Rights offerings can be a great way to join excellent capital allocators at a discount. You have to be a current shareholder in order to participate, but you often have time to buy into a company after they announce their intentions. For example, SWKH first submitted a preliminary registration statement detailing a rights offering in February 2014, several months before we first bought the stock. For a number of reasons they didn’t consummate the offering until the end of November.

SWKH’s rights offering was unique because of the history of the company, its Net Operating Losses, and the dynamic between the directors, management, and its largest shareholder. Companies who do rights offerings usually have unique circumstances, though. That’s why they’re a great place to look for potential investments. In fact, I’d say that if you see a company announcing a rights offering, the presumption should be that it’s interesting enough to look at as a prospective investor.

The reason why something like a rights offering should be interesting to investors is because investing is more art than science. Do we know why a company like SWKH wanted to raise money? Based on the numbers alone, not exactly. But we can make several educated guesses. You have to have some imagination here. Why are the operators of the company and its major investor doing all they can to put more of their own money into a company that they know better than anyone else? They clearly have better visibility into the company’s prospects than outside investors do. This is a major form of signaling that good things are likely to be ahead. As a bonus, because of the rights offering, we are then able to pick up additional shares at a discount to the stock price at that time.

This is where the Michelangelo quote applies to investing. If you look close enough, anyone can see what a company is now. How do you see, now, what it will be in the future? Examining decisions made by a company’s owners and operators, or finding other interesting characteristics that provide a signal that things at the company are going well, can be very useful.

It’s important to remember, though, that above all, the price of the stock is what matters. If a company is performing well, but its stock price reflects that strong performance, then it is not an investable opportunity. We’re looking for significant anomalies between the stock price and the value of the company.

A few administrative matters: My wife and I recently moved to the San Diego area. The firm will be moving into a new office in February. I’ll forward contact details as they become available, though the phone number will remain the same. You may be receiving documents from our auditor soon requesting verification of your investment or other information. Your timely reply will help to expedite the year-end audit and the generation of your K-1 tax statements.

Please don’t hesitate to contact me if you have any questions. I can be reached at (571) 766-8089or [email protected]. Thank you again for being an investor in the partnership. I look forward to compounding funds on your behalf far into the future.

Best regards,

Steven L. Kiel

Arquitos Capital Management

This letter is for informational purposes only and does not reflect all of the positions bought, sold, or held by Arquitos Capital Partners.
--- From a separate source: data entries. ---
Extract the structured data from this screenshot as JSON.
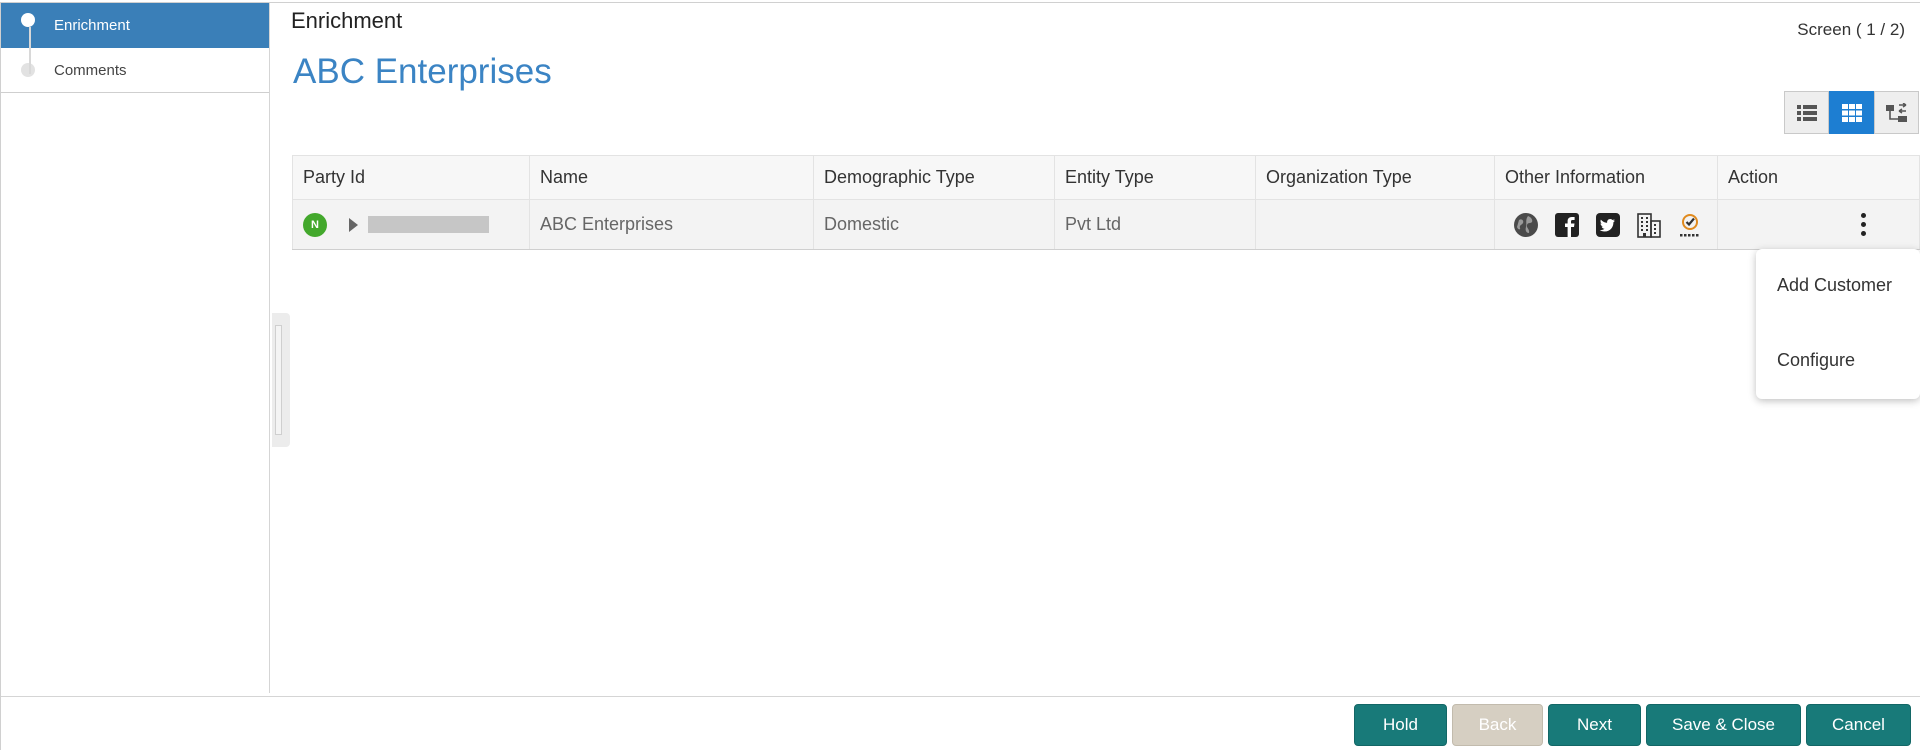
{
  "sidebar": {
    "steps": [
      {
        "label": "Enrichment",
        "state": "active"
      },
      {
        "label": "Comments",
        "state": "inactive"
      }
    ]
  },
  "header": {
    "section_title": "Enrichment",
    "screen_indicator": "Screen ( 1 / 2)",
    "page_title": "ABC Enterprises"
  },
  "view_toggles": [
    {
      "name": "list-view",
      "active": false
    },
    {
      "name": "grid-view",
      "active": true
    },
    {
      "name": "hierarchy-view",
      "active": false
    }
  ],
  "table": {
    "columns": [
      "Party Id",
      "Name",
      "Demographic Type",
      "Entity Type",
      "Organization Type",
      "Other Information",
      "Action"
    ],
    "rows": [
      {
        "badge": "N",
        "party_id": "",
        "name": "ABC Enterprises",
        "demographic_type": "Domestic",
        "entity_type": "Pvt Ltd",
        "organization_type": "",
        "other_information_icons": [
          "globe-icon",
          "facebook-icon",
          "twitter-icon",
          "building-icon",
          "checklist-icon"
        ]
      }
    ]
  },
  "action_menu": {
    "items": [
      "Add Customer",
      "Configure"
    ]
  },
  "footer": {
    "buttons": [
      {
        "label": "Hold",
        "enabled": true
      },
      {
        "label": "Back",
        "enabled": false
      },
      {
        "label": "Next",
        "enabled": true
      },
      {
        "label": "Save & Close",
        "enabled": true
      },
      {
        "label": "Cancel",
        "enabled": true
      }
    ]
  },
  "colors": {
    "active_step": "#3a7fb8",
    "page_title": "#3b84c4",
    "toggle_active": "#1d7ed2",
    "primary_button": "#187a79",
    "disabled_button": "#d6cfc2",
    "new_badge": "#43a82c"
  }
}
Any performance data is historical in nature and is not an indication of future results. All investments involve risk, including the loss of principal. Arquitos Capital Partners disclaims any duty to provide updates or changes to the information contained in this letter.

Performance returns for Arquitos Capital Partners reflect the fund’s total return, net of fees and expenses. They are net of the high water mark and the 20% performance fee, applied after a 4% hurdle, as detailed in the confidential private offering memorandum.

Performance returns for 2014 are estimated by our third party administrator, pending theyear-end audit. Actual returns may differ from the returns presented. Positions reflected in this letter do not represent all the positions held, purchased or sold.

This letter in no way constitutes an offer or solicitation to buy an interest in Arquitos Capital Partners or any of Arquitos Capital Management’s other funds or affiliates. Such an offer may only be made pursuant to the delivery of an approved confidential private offering memorandum to an investor from Arquitos Capital Partners.